Issue 302: 2021 11 25: Defamation

25 November 2021

Defamation

The Netflix suits

By Robert Kilconner

“Inevitable” you might certainly think if you read Oliver Moody’s article in The Times on Monday. Netflix sued for naming the late Stig Engstrom as the assassin of Swedish Prime Minister Olof Palme in 1986. That was the main story but the article drew attention to a number of other cases where the media giant is being sued for defamation in its dramas. The film The Queen’s Gambit is being attacked by a female chess grandmaster who suggests that it misrepresents her. An American prosecutor in another case is suing on the basis that she is wrongly represented as racist and unethical.  The Shaw Sheet has no insight as to the merits of these cases but they do raise a general question of how far dramatists should be allowed to go in the pursuit of their art and how the law should control them.

Take The Crown, the recent series on the Queen, for example. It made excellent television and a large number of people enjoyed it but, unless the research was unnaturally perfect, there must be those who were unfairly traduced. It would be impossible to make that sort of drama without getting things wrong. Without flights of the imagination it would be a mere documentary.

In that particular case, matters were complicated by the fact that many of those on whom the plot depended were Royal and that generally speaking the Royal Family does not comment on programs of this sort but there was something uncomfortable about watching it. You felt that you were absorbing as entertainment something which must inevitably be a distortion of the truth and would inevitably form the basis of future judgements – it all felt rather dirty, really.

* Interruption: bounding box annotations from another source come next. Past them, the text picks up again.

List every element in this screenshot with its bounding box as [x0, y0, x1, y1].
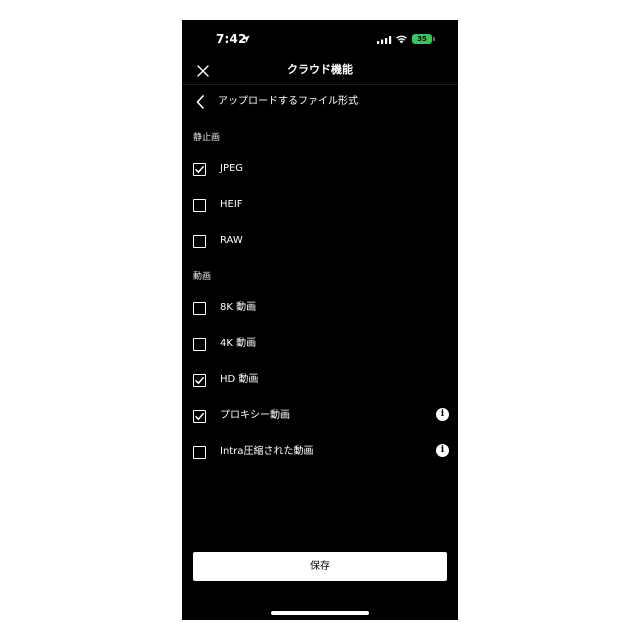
save-button[interactable]: 保存 — [193, 552, 447, 581]
nav-divider — [182, 84, 458, 85]
signal-icon — [377, 36, 392, 44]
option-intra-video[interactable]: Intra圧縮された動画 i — [182, 439, 458, 467]
option-hd-video[interactable]: HD 動画 — [182, 367, 458, 395]
check-icon — [195, 413, 204, 420]
battery-tip — [433, 37, 435, 41]
option-label: プロキシー動画 — [220, 410, 290, 421]
check-icon — [195, 166, 204, 173]
option-8k-video[interactable]: 8K 動画 — [182, 295, 458, 323]
option-label: 8K 動画 — [220, 302, 257, 313]
section-header-video: 動画 — [193, 272, 212, 282]
option-jpeg[interactable]: JPEG — [182, 156, 458, 184]
option-label: RAW — [220, 235, 243, 246]
checkbox-hd-video[interactable] — [193, 374, 206, 387]
option-label: 4K 動画 — [220, 338, 257, 349]
back-button[interactable]: アップロードするファイル形式 — [182, 90, 458, 114]
checkbox-4k-video[interactable] — [193, 338, 206, 351]
section-header-still: 静止画 — [193, 133, 221, 143]
page-title: クラウド機能 — [287, 63, 353, 76]
check-icon — [195, 377, 204, 384]
chevron-left-icon — [196, 95, 204, 109]
option-label: HD 動画 — [220, 374, 259, 385]
info-icon[interactable]: i — [436, 408, 449, 421]
location-arrow-icon — [242, 35, 250, 43]
checkbox-jpeg[interactable] — [193, 163, 206, 176]
phone-screen: 7:42 35 クラウド機能 アップロードするファイル形式 静止画 JPEG H… — [182, 20, 458, 620]
checkbox-heif[interactable] — [193, 199, 206, 212]
option-proxy-video[interactable]: プロキシー動画 i — [182, 403, 458, 431]
wifi-icon — [396, 35, 407, 44]
option-label: HEIF — [220, 199, 243, 210]
option-heif[interactable]: HEIF — [182, 192, 458, 220]
home-indicator[interactable] — [271, 611, 369, 615]
info-icon[interactable]: i — [436, 444, 449, 457]
battery-icon: 35 — [412, 34, 432, 44]
back-label: アップロードするファイル形式 — [218, 96, 358, 107]
option-raw[interactable]: RAW — [182, 228, 458, 256]
status-bar: 7:42 35 — [182, 20, 458, 60]
checkbox-intra-video[interactable] — [193, 446, 206, 459]
checkbox-proxy-video[interactable] — [193, 410, 206, 423]
option-label: Intra圧縮された動画 — [220, 446, 314, 457]
option-4k-video[interactable]: 4K 動画 — [182, 331, 458, 359]
checkbox-8k-video[interactable] — [193, 302, 206, 315]
checkbox-raw[interactable] — [193, 235, 206, 248]
option-label: JPEG — [220, 163, 244, 174]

That isn’t to say that all programs about living people are unfair. The play and film King Charles III for example may have irritated the Prince of Wales (I don’t know if it did actually, the only comment received from Clarence House was that actor wore his clothes slightly differently from the real prince – something which was quickly put right) but with the action in the future there was no danger of anyone believing it to be fact. Fair enough from the defamation point of view, but as soon as we turn to dramas about the past there is bound to be misrepresentation. How excusable is this in the interest of art?

The position in the UK is different from that in Sweden in that you cannot libel someone who is dead. That means you can publish falsehoods about the departed with impunity. If you live in York you will inevitably believe that Shakespeare wickedly traduced that great and good man Richard III, a compulsory delusion in that part of the country. Nonetheless even if Shakespeare was still alive there would be no question of an action by Richard III’s successors because Richard is safely buried under Leicester Cathedral.

Drawing the lines in this area is a matter of reconciling two different rights. The first is that of a person not to be unfairly slandered. The second is that of the arts industry to write drama about the past which goes beyond the arid ground of the documentary. Limiting the right of recourse to living victims seems a sensible course – after all the dead cannot suffer damage and if relatives feel aggrieved they can put out their own version of the story. But clearly living individuals who are defamed should be able to recover.

There is no need to change the law in this area but occasionally the media need a reminder that they must tread a little carefully. Hopefully the present crop of litigation will give them just that.